O meu marido não trabalha num shopping ou numa grande superfície comercial mas trabalha ao domingo para que famílias, como a que ele deixa em casa, possam desfrutar de experiências gastronómicas que, quiçá ficarão na memória dessas famílias por muitos e longos anos, tal como acontecia na minha infância – afinal, já nessa altura também os restaurantes abriam ao domingo.

Na petição pode ler-se que que aos domingos são milhares os que se dirigem aos centros comerciais para “passear” e que ao encerrar os centros comerciais, isso iria potenciar o conceito de qualidade de vida e o “tempo de qualidade em família”.

Bom, lamentavelmente os meus fins de semana  continuariam a ser iguais mesmo que a lei mudasse e, honestamente a sensação que tenho é que se pretende iniciar uma caça às bruxas quando apontamos o dedo aos centros comerciais como os inimigos do “tempo de qualidade em família”.

Na verdade, ninguém é obrigado a ir ao centro comercial ao domingo. Digamos que não existe uma lei que obrigue alguém a dirigir-se aos shoppings para “passear”, até porque existem muitos outros locais para o fazer.

No entanto e, se ainda assim, as famílias escolhem o centro comercial para passar uma boa tarde em família, então só me resta considerar que terá sido uma ótima escolha, pois para mim importa muito mais o “como” do que o “onde”.

Ainda sobre os domingos, há ainda que considerar que muitas pessoas podem, inclusive, preferir trabalhar ao domingo para que possam ter uma folga semanal e fazer tudo aquilo que não poderiam fazer se esta petição se transformar em lei, como por exemplo, ir às compras e, claro está, passar tempo em família.

É totalmente legitimo quando me dizem que “lá fora, no estrangeiro” muitos dos espaços comerciais fecham ao domingo. Curiosamente, na grande maioria dos casos, esses espaços também são aqueles que, independentemente do dia da semana, fecham portas bastante cedo e, maioritariamente falamos de países cujas temperaturas são bastantes baixas no inverno e onde existe uma cultura da porta para dentro, bem diferente da nossa realidade.

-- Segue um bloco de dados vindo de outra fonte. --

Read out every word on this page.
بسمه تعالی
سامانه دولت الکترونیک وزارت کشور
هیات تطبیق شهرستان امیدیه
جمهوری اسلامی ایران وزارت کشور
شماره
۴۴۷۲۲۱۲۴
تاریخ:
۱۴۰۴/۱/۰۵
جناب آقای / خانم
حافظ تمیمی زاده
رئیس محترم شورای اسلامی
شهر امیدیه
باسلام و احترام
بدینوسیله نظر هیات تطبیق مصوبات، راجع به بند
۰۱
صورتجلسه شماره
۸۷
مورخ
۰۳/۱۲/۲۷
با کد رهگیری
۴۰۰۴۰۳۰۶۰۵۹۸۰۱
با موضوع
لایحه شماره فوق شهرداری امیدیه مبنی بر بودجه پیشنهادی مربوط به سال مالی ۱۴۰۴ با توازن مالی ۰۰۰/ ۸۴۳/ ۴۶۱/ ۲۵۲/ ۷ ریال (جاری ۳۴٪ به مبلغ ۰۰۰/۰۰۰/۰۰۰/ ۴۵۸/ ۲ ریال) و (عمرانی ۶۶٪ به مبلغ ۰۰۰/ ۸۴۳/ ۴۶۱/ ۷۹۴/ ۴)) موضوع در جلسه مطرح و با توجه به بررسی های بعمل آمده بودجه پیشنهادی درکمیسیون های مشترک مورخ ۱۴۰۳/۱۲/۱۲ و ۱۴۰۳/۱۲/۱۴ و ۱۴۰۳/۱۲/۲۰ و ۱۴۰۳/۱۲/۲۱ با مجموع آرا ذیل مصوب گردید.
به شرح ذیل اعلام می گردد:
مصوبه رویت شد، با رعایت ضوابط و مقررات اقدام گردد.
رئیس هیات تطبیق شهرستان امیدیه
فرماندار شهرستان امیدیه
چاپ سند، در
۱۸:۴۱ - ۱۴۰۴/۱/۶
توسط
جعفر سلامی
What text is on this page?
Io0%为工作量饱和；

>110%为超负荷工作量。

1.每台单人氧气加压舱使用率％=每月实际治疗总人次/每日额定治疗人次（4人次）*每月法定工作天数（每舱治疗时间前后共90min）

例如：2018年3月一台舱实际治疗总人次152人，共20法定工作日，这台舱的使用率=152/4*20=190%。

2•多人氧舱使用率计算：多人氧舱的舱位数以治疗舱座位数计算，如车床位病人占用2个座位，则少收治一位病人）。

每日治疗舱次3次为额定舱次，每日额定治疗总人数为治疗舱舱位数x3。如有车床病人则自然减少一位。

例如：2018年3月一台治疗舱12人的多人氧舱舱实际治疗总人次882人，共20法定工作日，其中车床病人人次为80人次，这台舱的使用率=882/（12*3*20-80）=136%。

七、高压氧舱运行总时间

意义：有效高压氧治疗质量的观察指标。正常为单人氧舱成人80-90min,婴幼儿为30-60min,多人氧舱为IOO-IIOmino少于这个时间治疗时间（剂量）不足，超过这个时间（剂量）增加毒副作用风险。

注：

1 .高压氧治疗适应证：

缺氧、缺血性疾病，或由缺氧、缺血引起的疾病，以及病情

Mas voltando aos exemplos nacionais, sou capaz de enumerar, de repente, meia dúzia de trabalhadores que ocupam os seus postos ao domingo:

  • Os funcionários das gasolineiras pois para ir passear é preciso combustível, independentemente de ser em viatura própria ou transporte público.
  • Os cozinheiros e restante staff de um restaurante, porque durante o passeio pode dar a fome.
  • Policias, bombeiros, equipas de salvamento e urgências hospitalares, pois para que uns possam passear e ter tempo em família, outros terão que garantir que tudo corre bem.

 

E poderia continuar por aí fora num roll de profissões que, pelas suas características ou funções têm que estar operacionais aos domingos, feriados e todos os outros dias da semana.

Assim, parece-me que a culpa não é dos shoppings e nem tão pouco dos domingos. Há que olhar para dentro e à nossa volta e perceber de que valores somos feitos e de que princípios nos banhamos.

Não basta dizer que são os shoppings que nos “roubam” o tempo “de qualidade” passado em família, porque quem não reconhece esses valores como fundamentais não os vai praticar nem ao domingo e nem em qualquer outro dia da semana.